The answer is that when you subtract two pointers, the result is given in units of the size of the objects pointed at (which I seem to remember saying in my opening sentence).
When you execute doubPtr2-doubPtr1, the distance returned is in units of the number of double values between the two addresses.
However, the conversion to integer loses the type information, so you effectively have the char * (or void *) addresses of the two pointers in the integer, and the byte addresses are indeed 8 apart.

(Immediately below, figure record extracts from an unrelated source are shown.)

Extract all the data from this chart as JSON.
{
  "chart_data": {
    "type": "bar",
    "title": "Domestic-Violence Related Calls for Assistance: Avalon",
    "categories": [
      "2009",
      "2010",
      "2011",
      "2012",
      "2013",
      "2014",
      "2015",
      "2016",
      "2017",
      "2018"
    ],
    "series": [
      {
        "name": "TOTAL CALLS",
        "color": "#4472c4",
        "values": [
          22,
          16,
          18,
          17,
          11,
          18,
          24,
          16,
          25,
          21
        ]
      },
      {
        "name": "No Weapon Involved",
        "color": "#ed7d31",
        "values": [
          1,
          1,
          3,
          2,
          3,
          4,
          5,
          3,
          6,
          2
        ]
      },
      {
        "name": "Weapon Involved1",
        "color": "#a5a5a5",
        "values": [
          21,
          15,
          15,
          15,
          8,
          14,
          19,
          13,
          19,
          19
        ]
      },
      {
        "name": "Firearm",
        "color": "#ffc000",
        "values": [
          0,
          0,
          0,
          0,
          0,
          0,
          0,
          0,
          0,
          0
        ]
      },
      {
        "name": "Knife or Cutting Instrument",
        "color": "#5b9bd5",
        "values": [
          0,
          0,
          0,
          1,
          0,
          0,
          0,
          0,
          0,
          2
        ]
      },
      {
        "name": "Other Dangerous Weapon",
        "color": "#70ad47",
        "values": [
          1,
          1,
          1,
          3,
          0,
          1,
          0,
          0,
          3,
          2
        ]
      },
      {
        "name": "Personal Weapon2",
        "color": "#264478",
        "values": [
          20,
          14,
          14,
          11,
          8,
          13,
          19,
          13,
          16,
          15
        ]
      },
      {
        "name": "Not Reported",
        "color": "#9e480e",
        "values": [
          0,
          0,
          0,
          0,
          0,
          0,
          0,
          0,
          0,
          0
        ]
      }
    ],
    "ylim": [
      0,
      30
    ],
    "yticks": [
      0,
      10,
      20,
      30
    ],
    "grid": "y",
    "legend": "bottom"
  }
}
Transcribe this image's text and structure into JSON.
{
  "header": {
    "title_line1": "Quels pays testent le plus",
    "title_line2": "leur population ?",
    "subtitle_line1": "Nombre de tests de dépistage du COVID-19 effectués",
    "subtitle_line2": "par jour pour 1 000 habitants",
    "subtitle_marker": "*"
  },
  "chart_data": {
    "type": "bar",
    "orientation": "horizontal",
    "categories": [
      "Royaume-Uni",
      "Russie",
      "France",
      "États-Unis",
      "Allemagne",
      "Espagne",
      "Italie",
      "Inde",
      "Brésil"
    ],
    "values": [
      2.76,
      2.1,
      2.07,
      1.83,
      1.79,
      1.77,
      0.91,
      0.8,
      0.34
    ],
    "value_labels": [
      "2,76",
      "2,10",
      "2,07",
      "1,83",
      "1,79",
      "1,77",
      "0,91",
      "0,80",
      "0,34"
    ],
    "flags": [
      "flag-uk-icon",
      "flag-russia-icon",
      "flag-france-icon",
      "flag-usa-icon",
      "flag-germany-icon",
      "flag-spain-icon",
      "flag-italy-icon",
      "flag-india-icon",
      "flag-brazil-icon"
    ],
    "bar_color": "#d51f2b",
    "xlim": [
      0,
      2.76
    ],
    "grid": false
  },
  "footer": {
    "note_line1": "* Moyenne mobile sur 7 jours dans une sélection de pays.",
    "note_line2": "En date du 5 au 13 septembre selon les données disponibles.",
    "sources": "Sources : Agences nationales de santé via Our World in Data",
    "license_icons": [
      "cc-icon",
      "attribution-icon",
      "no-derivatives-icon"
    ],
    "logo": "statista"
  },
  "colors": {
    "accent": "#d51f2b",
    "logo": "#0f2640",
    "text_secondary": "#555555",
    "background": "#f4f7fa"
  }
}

If we make two symmetrical routines, the information is clearer:
#include <stdio.h>
#include <inttypes.h>
static void intSize(void)
{
int intArray[10];
int *intPtr1 = intArray;
int *intPtr2 = intArray+1;
uintptr_t p2 = (uintptr_t)intPtr2;
uintptr_t p1 = (uintptr_t)intPtr1;
printf("p1 = 0x%.8" PRIXPTR "\n", p1);
printf("p2 = 0x%.8" PRIXPTR "\n", p2);
printf("p2-p1 is %" PRIdPTR "\n", p2-p1);
printf("intPtr1 = %p\n", (void *)intPtr1);
printf("intPtr1 = %p\n", (void *)intPtr2);
printf("intPtr2-intPtr1 is %td\n", intPtr2-intPtr1);
}
static void doubleSize(void)
{
double doubArray[10];
double *doubPtr1 = doubArray;
double *doubPtr2 = doubArray+1;
uintptr_t p2 = (uintptr_t)doubPtr2;
uintptr_t p1 = (uintptr_t)doubPtr1;
printf("p1 = 0x%.8" PRIXPTR "\n", p1);
printf("p2 = 0x%.8" PRIXPTR "\n", p2);
printf("p2-p1 is %" PRIdPTR "\n", p2-p1);
printf("doubPtr1 = %p\n", (void *)doubPtr1);
printf("doubPtr1 = %p\n", (void *)doubPtr2);
printf("doubPtr2-doubPtr1 is %td\n", doubPtr2-doubPtr1);
}
int main(void)
{
doubleSize();
intSize();
return 0;
}
Output:
p1 = 0x7FFF5C93D4B0
p2 = 0x7FFF5C93D4B8
p2-p1 is 8
doubPtr1 = 0x7fff5c93d4b0
doubPtr1 = 0x7fff5c93d4b8
doubPtr2-doubPtr1 is 1
p1 = 0x7FFF5C93D4B0
p2 = 0x7FFF5C93D4B4
p2-p1 is 4
intPtr1 = 0x7fff5c93d4b0
intPtr1 = 0x7fff5c93d4b4
intPtr2-intPtr1 is 1
Remember Polya's advice in How to Solve It:
Try to treat symmetrically what is symmetrical and do not destroy wantonly any natural symmetry.